Following on from Part 1 and Part 2, few more notes from Lionel Wee’s interesting book.
Discrimination occurs when “language and other cultural practices are suppressed by a dominant group intent on eliminating any marker of distinctiveness in both public and private domains, perhaps via a process of forced assimilation” (p48).
Wee introduces the notion of tolerance-orientated rights (right to use the language in homes) versus promotion orientated rights (active support for the use of their language in the public sphere). The latter is needed if all groups in a linguistically plural society are to enjoy equal protection and respect for their cultural identities, otherwise in comparison with members of the dominant majority, attempts by linguistic minorities to both participate and maintain their cultural identity are hampered.
There seems to be a link here to what are referred to as noninstrumental and instrumental language rights (p40) The former is concerned with protecting ones’ choice over community, culture and identity, the latter is the use of language in communication for example in the state’s preservation of social services and education. Remembering the unavoidability of language “needless to say the realistic existence of a culturally bleached public arena untainted by issues of culture is highly questionable” (p42).
Wee describes various schools of thought as to why languages should be preserved. One is focused on linguistic diversity. In Nettle and Romaine’s Vanishing voices (2000) it is recognised that “the fates of languages are bound up with those of its speakers”. Pressure can be social, cultural, economic so “every time a language stops performing a particular function, it will lose ground to another that takes its place. Death occurs when one language replaces another over its entire functional range, and parents no longer transmit the language to their children” (p6-7) However Wee claims this approach it may be detrimental to speakers if they are valued only as a means for language preservation. Linguistic communities may actually be quite happy to engage in language shift if they think it is economically or socially worthwhile. Therefore preservation or revitalisation programmes “should probably only be initiated if it in fact the expressed desire of the relevant community of speakers” (p53). On the other hand in my view, doing nothing is also a political act, especially if there is political, social or economic coercion of the speaker community is to change. Wee seems dismissive of both the notion that parents should be informed of the pedagogical potential of bilingual education before choosing dominant-tongue-monolingual schooling and providing no choice in the first place is coercive..
Wee then raises the issue of ‘essentialising discourses’ again, and focuses on Jaffe’s 2007 example of Corsican (p55) .
Dave Sayers on the LINGUIST List provides a useful review of the book and here is especially critical of Wee’s selectivity “this misses her more recent work showing innovative school materials encouraging creativity, and legitimating language variability”.
Most of the book is about rights of course, and several interesting arguments are made.

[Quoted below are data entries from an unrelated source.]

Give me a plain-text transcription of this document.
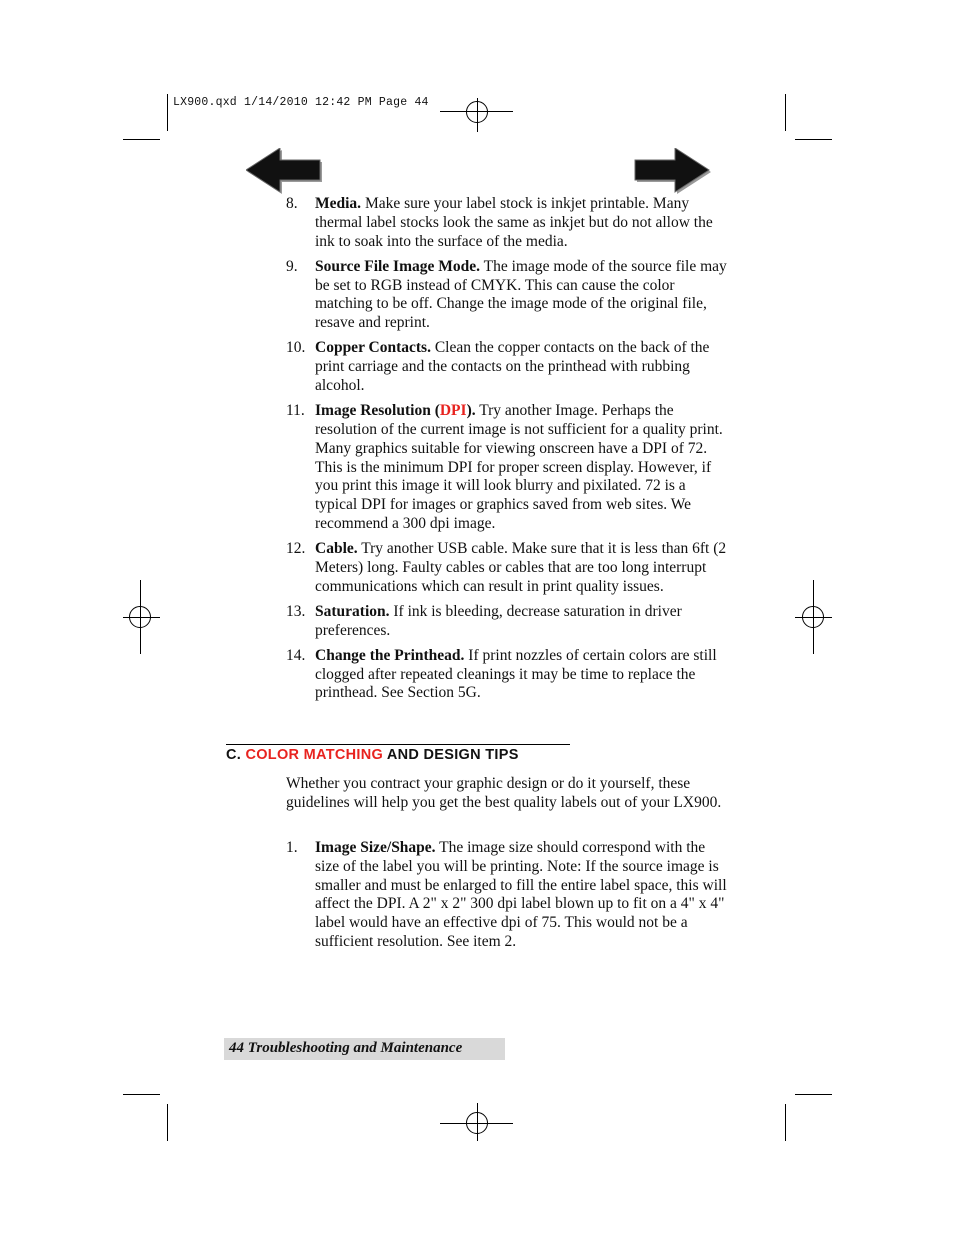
LX900.qxd 1/14/2010 12:42 PM Page 44
8. Media. Make sure your label stock is inkjet printable. Many thermal label stocks look the same as inkjet but do not allow the ink to soak into the surface of the media.
9. Source File Image Mode. The image mode of the source file may be set to RGB instead of CMYK. This can cause the color matching to be off. Change the image mode of the original file, resave and reprint.
10. Copper Contacts. Clean the copper contacts on the back of the print carriage and the contacts on the printhead with rubbing alcohol.
11. Image Resolution (DPI). Try another Image. Perhaps the resolution of the current image is not sufficient for a quality print. Many graphics suitable for viewing onscreen have a DPI of 72. This is the minimum DPI for proper screen display. However, if you print this image it will look blurry and pixilated. 72 is a typical DPI for images or graphics saved from web sites. We recommend a 300 dpi image.
12. Cable. Try another USB cable. Make sure that it is less than 6ft (2 Meters) long. Faulty cables or cables that are too long interrupt communications which can result in print quality issues.
13. Saturation. If ink is bleeding, decrease saturation in driver preferences.
14. Change the Printhead. If print nozzles of certain colors are still clogged after repeated cleanings it may be time to replace the printhead. See Section 5G.
C. COLOR MATCHING AND DESIGN TIPS
Whether you contract your graphic design or do it yourself, these guidelines will help you get the best quality labels out of your LX900.
1. Image Size/Shape. The image size should correspond with the size of the label you will be printing. Note: If the source image is smaller and must be enlarged to fill the entire label space, this will affect the DPI. A 2" x 2" 300 dpi label blown up to fit on a 4" x 4" label would have an effective dpi of 75. This would not be a sufficient resolution. See item 2.
44 Troubleshooting and Maintenance
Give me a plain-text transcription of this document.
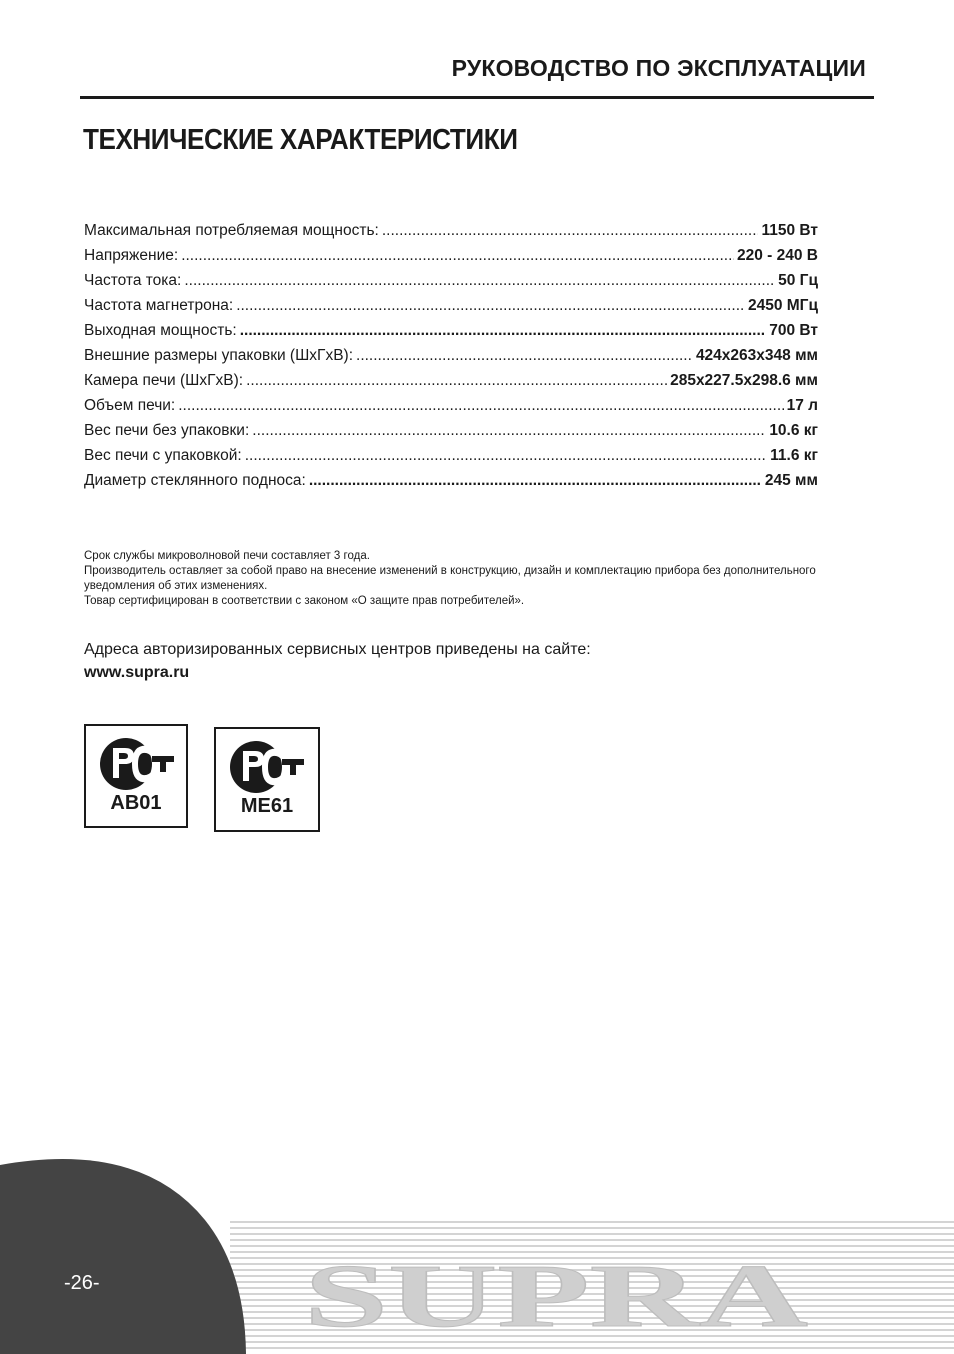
РУКОВОДСТВО ПО ЭКСПЛУАТАЦИИ
ТЕХНИЧЕСКИЕ ХАРАКТЕРИСТИКИ
Максимальная потребляемая мощность: .....	1150 Вт
Напряжение: .....	220 - 240 В
Частота тока: .....	50 Гц
Частота магнетрона: .....	2450 МГц
Выходная мощность: .....	700 Вт
Внешние размеры упаковки (ШхГхВ): .....	424x263x348 мм
Камера печи (ШхГхВ): .....	285x227.5x298.6 мм
Объем печи: .....	17 л
Вес печи без упаковки: .....	10.6 кг
Вес печи с упаковкой: .....	11.6 кг
Диаметр стеклянного подноса: .....	245 мм

Срок службы микроволновой печи составляет 3 года.

Производитель оставляет за собой право на внесение изменений в конструкцию, дизайн и комплектацию прибора без дополнительного уведомления об этих изменениях.

Товар сертифицирован в соответствии с законом «О защите прав потребителей».

Адреса авторизированных сервисных центров приведены на сайте:

www.supra.ru

AB01	ME61
SUPRA
-26-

Languages are “communally shared goods that are essential to a person’s sense of self”, so there is a case that language may be a ‘collective ‘ right, difficult to implement and controversial though that may be (i.e. balancing individual and collective rights). Drawing on Fishman’s 1999 Reversing language shift he recognises “This is because, as a form of social practice, the maintenance of a language and its continued vitality cannot depend on its use by just one individual. Instead it requires that a group of individuals persist in using the language as part of their interactions and ideally across generations as well” (p60).
What are the aims of language rights anyway? Wee draws on Stephen May’s Language rights: Moving the debate forward (2005). May is skeptical about the “historical inevitability” of change, regarding it simply as a cultural arbitrary, a historical chance that has favoured one variety. He intends the minority language to gain sufficient prestige and value to satisfy the identity (noninstrumental) and instrumental or participatory needs of the speakers. Of course there is the option to accommodate both the dominant and minority languages in some form of bilingualism. For this to work though “it is critical to cultivate a strong awareness of the nature language and its possibly changing impacts on social relations, and open up public forums where these matters can be discussed in a spirit of mutual respect”(p70). However, as he correctly observes earlier “unfortunately the often hard-fought and adversarial conditions under which rights are gained tend not to encourage this form of reciprocal engagement” (p29).
I may return to Wee later to discuss Scots vis-a-vis Singlish and the ideology of standardisation.